ひつじ村の兄弟の糸くずのレビュー・感想・評価

ひつじ村の兄弟(2015年製作の映画)
3.8
カンヌの「ある視点」部門の作品賞受賞作なので、少し身構えて観たのだけども、実直すぎるくらい実直な作りの映画で、かなりの安定感。

アイスランドといえば、『馬々と人間たち』という怪作があって、明らかに好悪がはっきり分かれるタイプの映画だけども、あの映画の「馬、この身近でしかし奇妙なもの」というような突き放した視点がわたしは好きだった。

一方、この映画は、アイスランドという地域の特異性を、「過去に因縁を持つ兄弟の確執と和解」という普遍的な物語に落とし込んでいて、広く受け入れられるタイプの映画だと思うが、「どうせならもっと遠くに連れていってほしい」とも思う。

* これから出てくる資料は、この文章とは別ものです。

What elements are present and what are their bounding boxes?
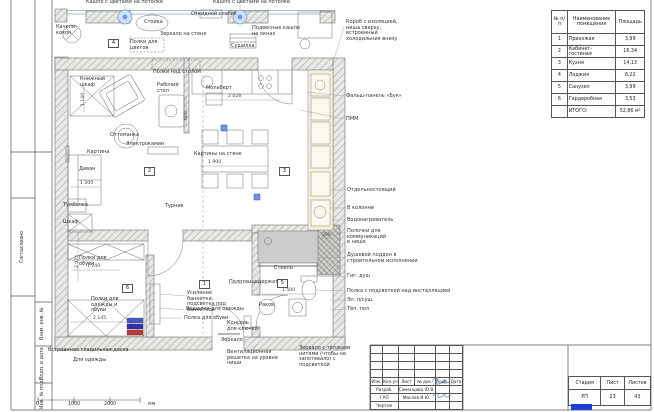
schedule-row-num: 2 xyxy=(552,46,568,58)
zone-bars xyxy=(127,318,143,335)
dim-600: 600 xyxy=(184,111,189,120)
annotation-hanger: Вешалка для одежды xyxy=(186,307,244,313)
schedule-row-num: 4 xyxy=(552,70,568,82)
label-pullup: Турник xyxy=(165,204,184,210)
shower-tray-shape xyxy=(258,231,318,263)
annotation-mirror: Зеркало xyxy=(221,338,243,344)
label-window-plants: Подвесные кашпо на окнах xyxy=(252,26,300,37)
annotation-ironing-board: Встроенная гладильная доска xyxy=(48,348,129,354)
drawing-sheet: Согласовано Взам. инв. № Подп. и дата Ин… xyxy=(0,0,654,412)
annotation-pmm: ПММ xyxy=(346,117,358,123)
scale-tick-2000: 2000 xyxy=(104,402,116,407)
schedule-row-name: Гардеробная xyxy=(567,94,616,106)
tb-sign-cell xyxy=(435,386,450,394)
tb-col-koluch: Кол.уч xyxy=(382,378,398,386)
label-top-plants-left: Кашпо с цветами на потолке xyxy=(86,0,163,6)
tb-col-podp: Подп. xyxy=(435,378,450,386)
room-tag-bath: 5 xyxy=(277,279,288,288)
dim-2028: 2 028 xyxy=(228,94,241,99)
titleblock-left-grid: Изм. Кол.уч Лист № док. Подп. Дата Разра… xyxy=(370,345,463,410)
label-flower-shelves: Полки для цветов xyxy=(130,40,164,51)
tb-role: Разраб. xyxy=(371,386,399,394)
label-swing: Качели-кокон xyxy=(56,25,82,36)
label-ottoman: Оттоманка xyxy=(110,133,139,139)
label-glass: Стекло xyxy=(274,266,293,272)
titleblock-row: ГАП Маслов И.Ю. xyxy=(371,394,463,402)
easel-shape xyxy=(206,93,222,105)
scale-tick-1000: 1000 xyxy=(68,402,80,407)
annotation-shelf-light: Полка с подсветкой над инсталляцией xyxy=(347,289,450,295)
label-desk: Рабочий стол xyxy=(157,83,183,94)
annotation-shower-tray: Душевой поддон в строительном исполнении xyxy=(347,253,419,264)
tb-col-ndok: № док. xyxy=(415,378,436,386)
annotation-hyg-shower: Гиг. душ xyxy=(347,274,370,280)
titleblock-row: Чертил xyxy=(371,402,463,410)
schedule-row-name: Санузел xyxy=(567,82,616,94)
schedule-col-area: Площадь xyxy=(616,11,645,34)
schedule-row: 1 Прихожая 3,99 xyxy=(552,34,645,46)
schedule-header-row: № п/п Наименование помещения Площадь xyxy=(552,11,645,34)
dim-1740: 1 740 xyxy=(87,264,100,269)
tb-sign-cell xyxy=(435,402,450,410)
label-wall-mirror: Зеркало на стене xyxy=(160,32,206,38)
schedule-row-area: 16,34 xyxy=(616,46,645,58)
kitchen-tall-column xyxy=(308,70,333,230)
room-tag-wardrobe: 6 xyxy=(122,284,133,293)
schedule-row-name: Прихожая xyxy=(567,34,616,46)
schedule-row-num: 6 xyxy=(552,94,568,106)
sheets-value: 43 xyxy=(624,390,650,406)
scale-unit: мм xyxy=(148,402,155,407)
scale-bar xyxy=(38,397,140,403)
annotation-towel-holder: Полотенцедержатель xyxy=(229,280,261,286)
room-tag-hall: 1 xyxy=(199,280,210,289)
annotation-in-column: В колонне xyxy=(347,206,374,212)
wc-bowl xyxy=(302,280,316,300)
schedule-row-num: 1 xyxy=(552,34,568,46)
label-top-plants-right: Кашпо с цветами на потолке xyxy=(213,0,290,6)
tb-name: Семенцова Ю.В. xyxy=(398,386,435,394)
room-schedule-table: № п/п Наименование помещения Площадь 1 П… xyxy=(551,10,645,118)
label-stand: Стойка xyxy=(144,20,163,26)
annotation-towel-dryer: Эл. п/суш. xyxy=(347,298,374,304)
side-stamp-replace-inv: Взам. инв. № xyxy=(40,307,45,340)
fireplace-shape xyxy=(148,147,178,154)
label-fireplace: Электрокамин xyxy=(126,142,164,148)
annotation-water-heater: Водонагреватель xyxy=(347,218,393,224)
schedule-row-num: 3 xyxy=(552,58,568,70)
room-tag-study: 2 xyxy=(144,167,155,176)
schedule-row: 5 Санузел 3,99 xyxy=(552,82,645,94)
annotation-panel: Фальш-панель «Бук» xyxy=(346,94,402,100)
dim-1900: 1 900 xyxy=(208,160,221,165)
label-bath-sink: Раков. xyxy=(259,303,276,309)
label-dryer: Сушилка xyxy=(231,44,255,50)
annotation-freestanding: Отдельностоящий xyxy=(347,188,396,194)
label-shelves-above-desk: Полки над столом xyxy=(153,70,201,76)
room-tag-kitchen: 3 xyxy=(279,167,290,176)
dim-1500: 1 500 xyxy=(282,288,295,293)
schedule-total-value: 52,86 м² xyxy=(616,106,645,118)
desk-shape xyxy=(159,95,184,127)
tb-role: Чертил xyxy=(371,402,399,410)
titleblock-header-row: Изм. Кол.уч Лист № док. Подп. Дата xyxy=(371,378,463,386)
annotation-niche-shelves: Полочки для коммуникаций в нише xyxy=(347,229,387,246)
schedule-row-area: 3,99 xyxy=(616,34,645,46)
annotation-shoe-shelf: Полка для обуви xyxy=(184,316,228,322)
label-sofa: Диван xyxy=(79,167,95,173)
tb-role: ГАП xyxy=(371,394,399,402)
label-easel: Мольберт xyxy=(206,86,232,92)
annotation-warm-mirror: Зеркало с тёплыми нитями (чтобы не запот… xyxy=(299,346,363,368)
annotation-vent-grille: Вентиляционная решетка на уровне ниши xyxy=(227,350,285,367)
tb-sign-cell xyxy=(435,394,450,402)
stage-label: Стадия xyxy=(569,377,601,390)
titleblock-row: Разраб. Семенцова Ю.В. xyxy=(371,386,463,394)
schedule-row-num: 5 xyxy=(552,82,568,94)
schedule-total-label: ИТОГО: xyxy=(567,106,616,118)
schedule-row-name: Кухня xyxy=(567,58,616,70)
logo-block xyxy=(571,404,592,410)
tb-name: Маслов И.Ю. xyxy=(398,394,435,402)
label-fold-table: Откидной столик xyxy=(191,12,237,18)
titleblock-stage-table: Стадия Лист Листов РП 23 43 xyxy=(568,376,651,406)
label-closet: Шкаф xyxy=(63,220,79,226)
label-paintings-wall: Картины на стене xyxy=(194,152,242,158)
schedule-total-row: ИТОГО: 52,86 м² xyxy=(552,106,645,118)
label-clothes-shelves: Полки для одежды и обуви xyxy=(91,297,127,314)
dim-1200: 1 200 xyxy=(80,181,93,186)
dim-200: 200 xyxy=(322,233,331,238)
annotation-for-clothes: Для одежды xyxy=(73,358,106,364)
annotation-keys-console: Консоль для ключей xyxy=(227,321,259,332)
schedule-row: 2 Кабинет-гостиная 16,34 xyxy=(552,46,645,58)
schedule-row-area: 14,13 xyxy=(616,58,645,70)
schedule-row-name: Лоджия xyxy=(567,70,616,82)
stage-header-row: Стадия Лист Листов xyxy=(569,377,651,390)
sheet-label: Лист xyxy=(601,377,625,390)
schedule-total-spacer xyxy=(552,106,568,118)
tb-name xyxy=(398,402,435,410)
sheets-label: Листов xyxy=(624,377,650,390)
label-painting: Картина xyxy=(87,150,109,156)
side-stamp-inv-original: Инв. № подл. xyxy=(40,376,45,409)
tb-col-izm: Изм. xyxy=(371,378,383,386)
sheet-value: 23 xyxy=(601,390,625,406)
scale-tick-0: 0 xyxy=(36,402,39,407)
annotation-fridge-box: Короб с изоляцией, ниша сверху, встроенн… xyxy=(346,20,408,42)
schedule-row-area: 8,22 xyxy=(616,70,645,82)
desk-chair xyxy=(165,105,177,117)
tb-col-data: Дата xyxy=(450,378,463,386)
annotation-warm-floor: Тёп. пол xyxy=(347,307,369,313)
washing-machine xyxy=(289,299,306,316)
schedule-row-area: 3,53 xyxy=(616,94,645,106)
schedule-row-name: Кабинет-гостиная xyxy=(567,46,616,58)
dining-table xyxy=(202,146,268,172)
schedule-row: 3 Кухня 14,13 xyxy=(552,58,645,70)
schedule-row: 4 Лоджия 8,22 xyxy=(552,70,645,82)
schedule-col-name: Наименование помещения xyxy=(567,11,616,34)
room-tag-loggia: 4 xyxy=(108,39,119,48)
side-stamp-agreed: Согласовано xyxy=(20,231,25,263)
tb-col-list: Лист xyxy=(398,378,414,386)
dim-2075: 2 075 xyxy=(75,255,80,268)
label-bookcase: Книжный шкаф xyxy=(80,77,112,88)
dim-2145: 2 145 xyxy=(93,316,106,321)
schedule-row: 6 Гардеробная 3,53 xyxy=(552,94,645,106)
schedule-col-num: № п/п xyxy=(552,11,568,34)
schedule-row-area: 3,99 xyxy=(616,82,645,94)
dim-1140: 1 140 xyxy=(81,93,86,106)
label-nightstand: Тумбочка xyxy=(63,203,88,209)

羊の死体で埋め尽くされた弟の小屋と兄の空っぽな小屋との対比、「服を脱ぐ」ということが兄弟の関係性の変化を表している点など演出は行き届いていて、見応えがある。弟が道で行き倒れていた兄をブルドーザーで運び出す場面の無骨なユーモアも悪くない。

ところで、わたしはラストで確信したのだけども、この映画は間違いなくBLだと思う。